Nationalement trois partis vont donc composer le Front de gauche. A nous d'en faire le débouché populaire dont nous avons bien vu l'impact et le potentiel lors des manifestations du 19 mars !

A nous de ne pas le réduire à ces trois forces mais d'en faire un véritable front populaire.

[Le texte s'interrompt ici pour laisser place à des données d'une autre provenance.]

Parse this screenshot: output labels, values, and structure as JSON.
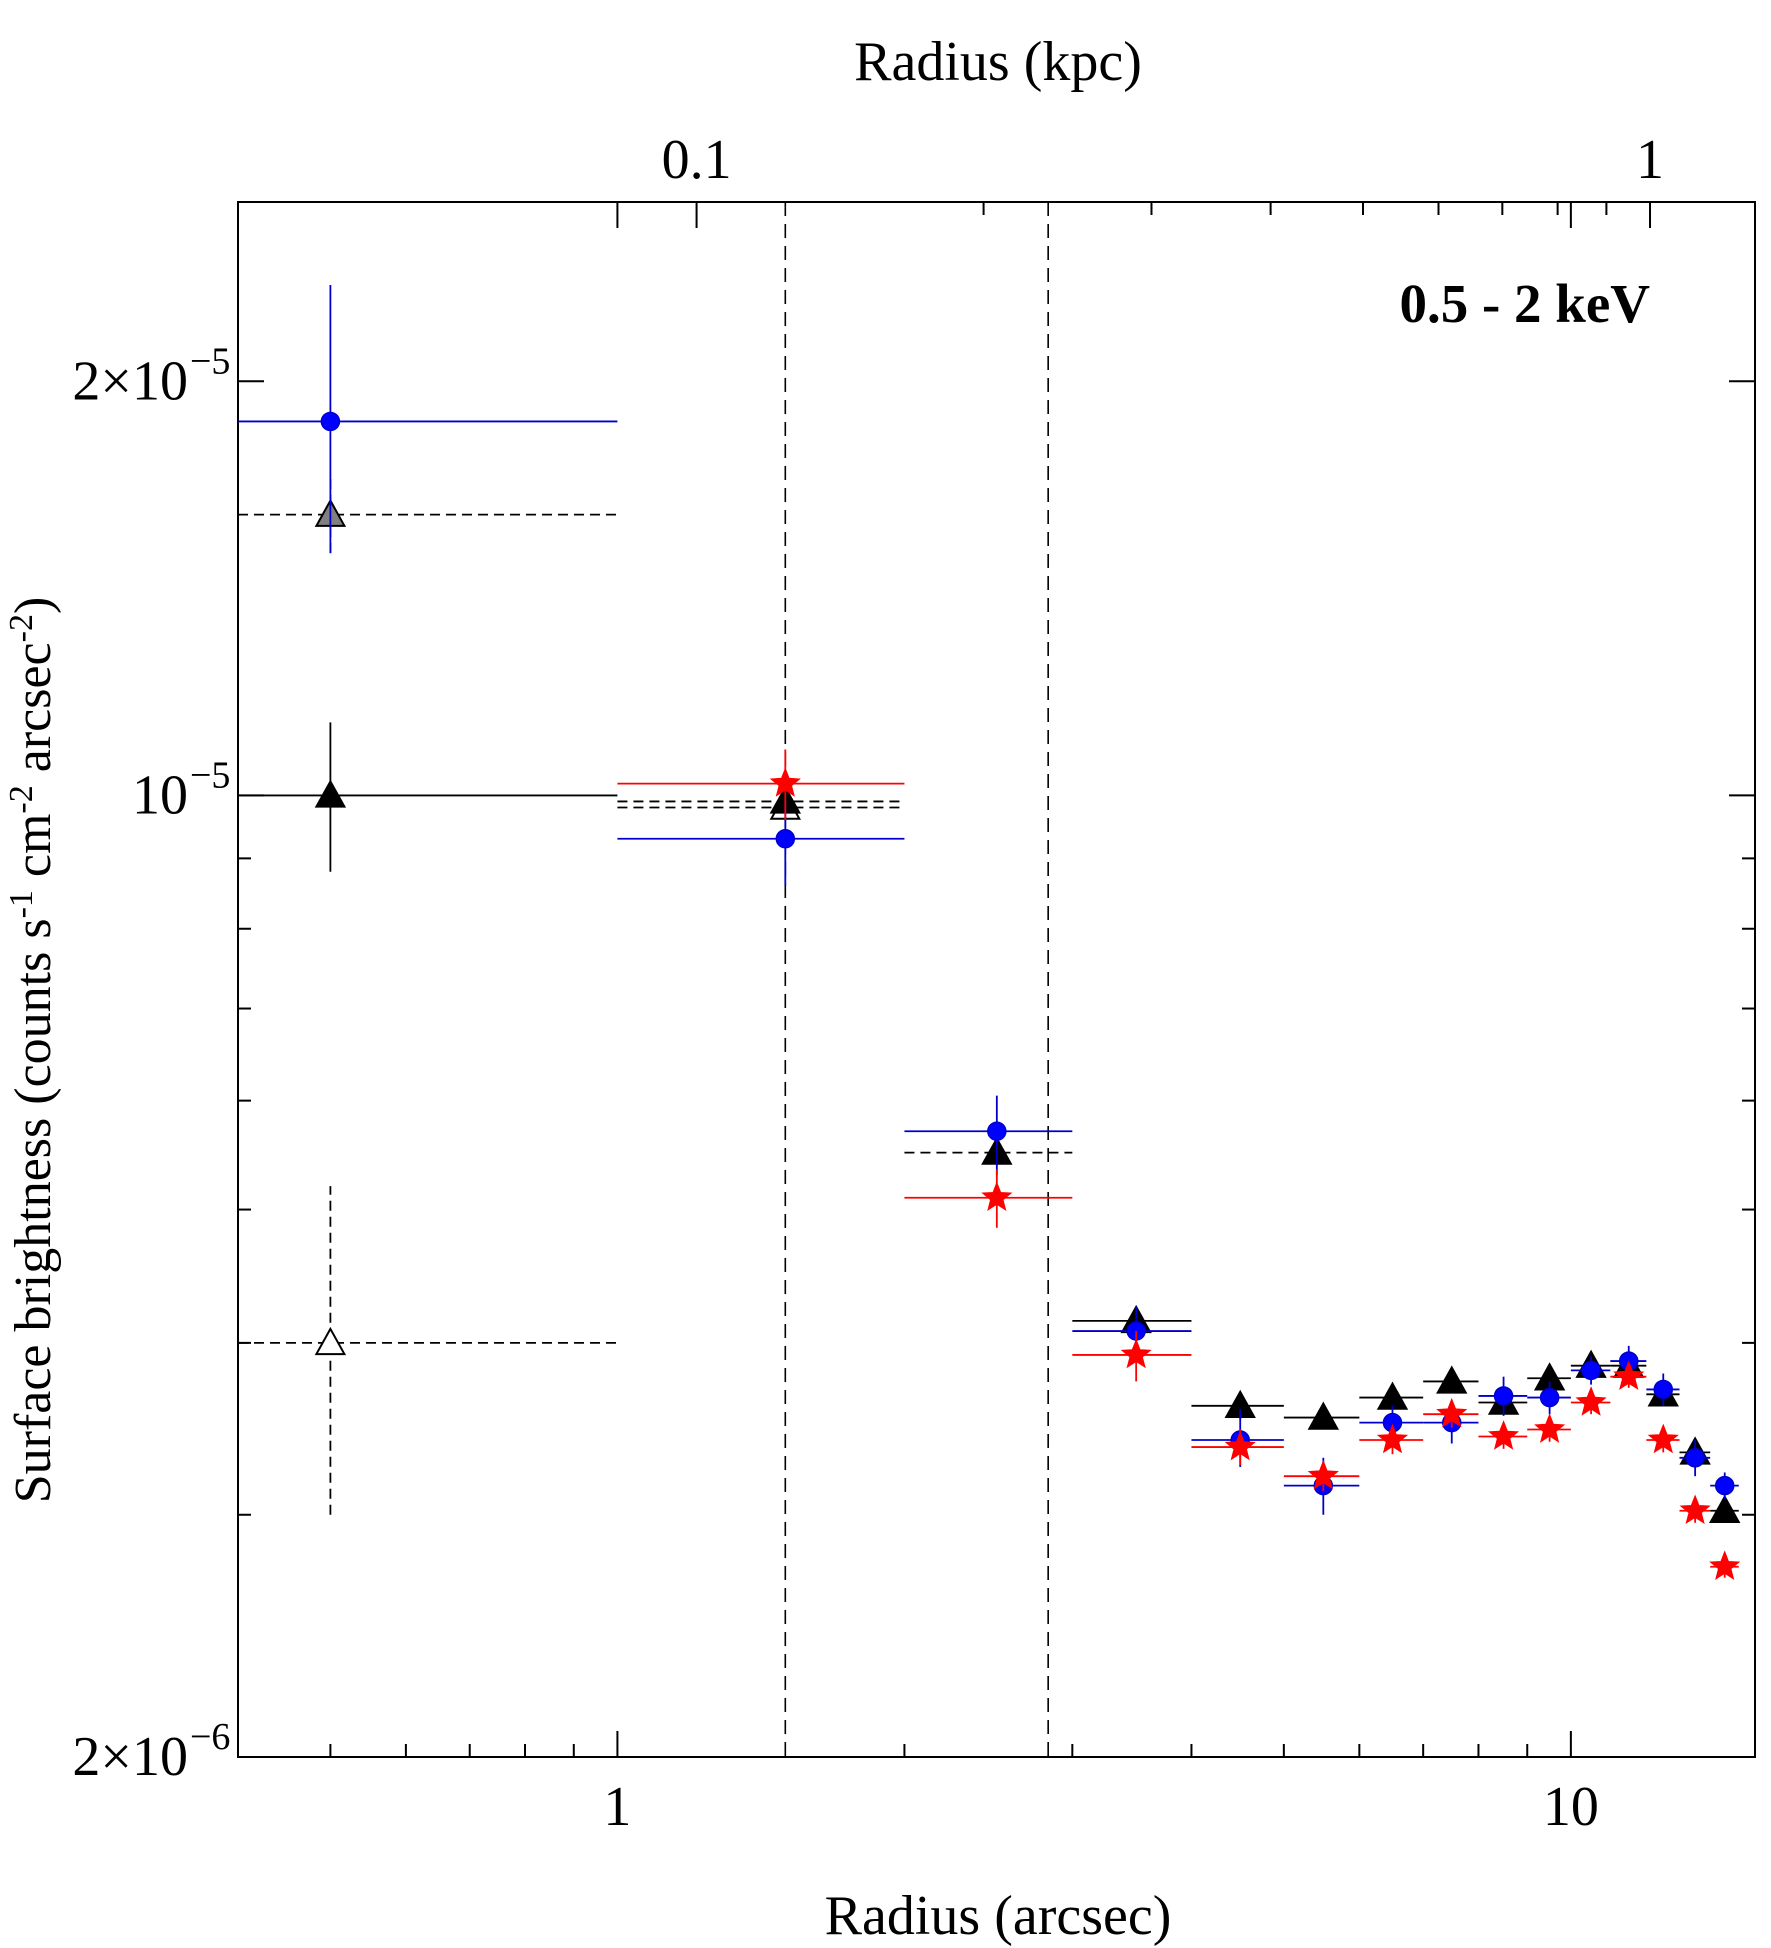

Nous allons continuer à proposer des places sur les listes à  des personnalités d'ouverture, issues des mouvements sociaux et des luttes écologiques, acteurs du monde culturel et intellectuel... Ces possibilités concernent évidemment les responsables politiques de partis qui ont refusé le Front de Gauche ou qui ont choisi d'autre voies (comme la liste Cohn-Bendit/Bové  et qui ne s'y résolvent pas ou des animateurs de collectifs citoyens.

Nationalement nous allons proposer au PCF et à la gauche Unitaire d'ouvrir le Comité de soutien national à des groupes qui ne sont pas des partis politiques et qui donc n'ont pas une vocation naturelle à se présenter à des élections et donc à s'afficher en tant que tel dans le Front comme le pratiqua naguère le « Front Populaire ».

Mais surtout nous devons amplifier localement la création de comités pour le  Front de Gauche - des « comités populaires » -   afin de l'ouvrir aux dizaines de milliers de citoyens qui sont sans nul doute disponibles à le construire. Ils sont la condition de la réussite de cette stratégie politique dont tout démontre l'urgence.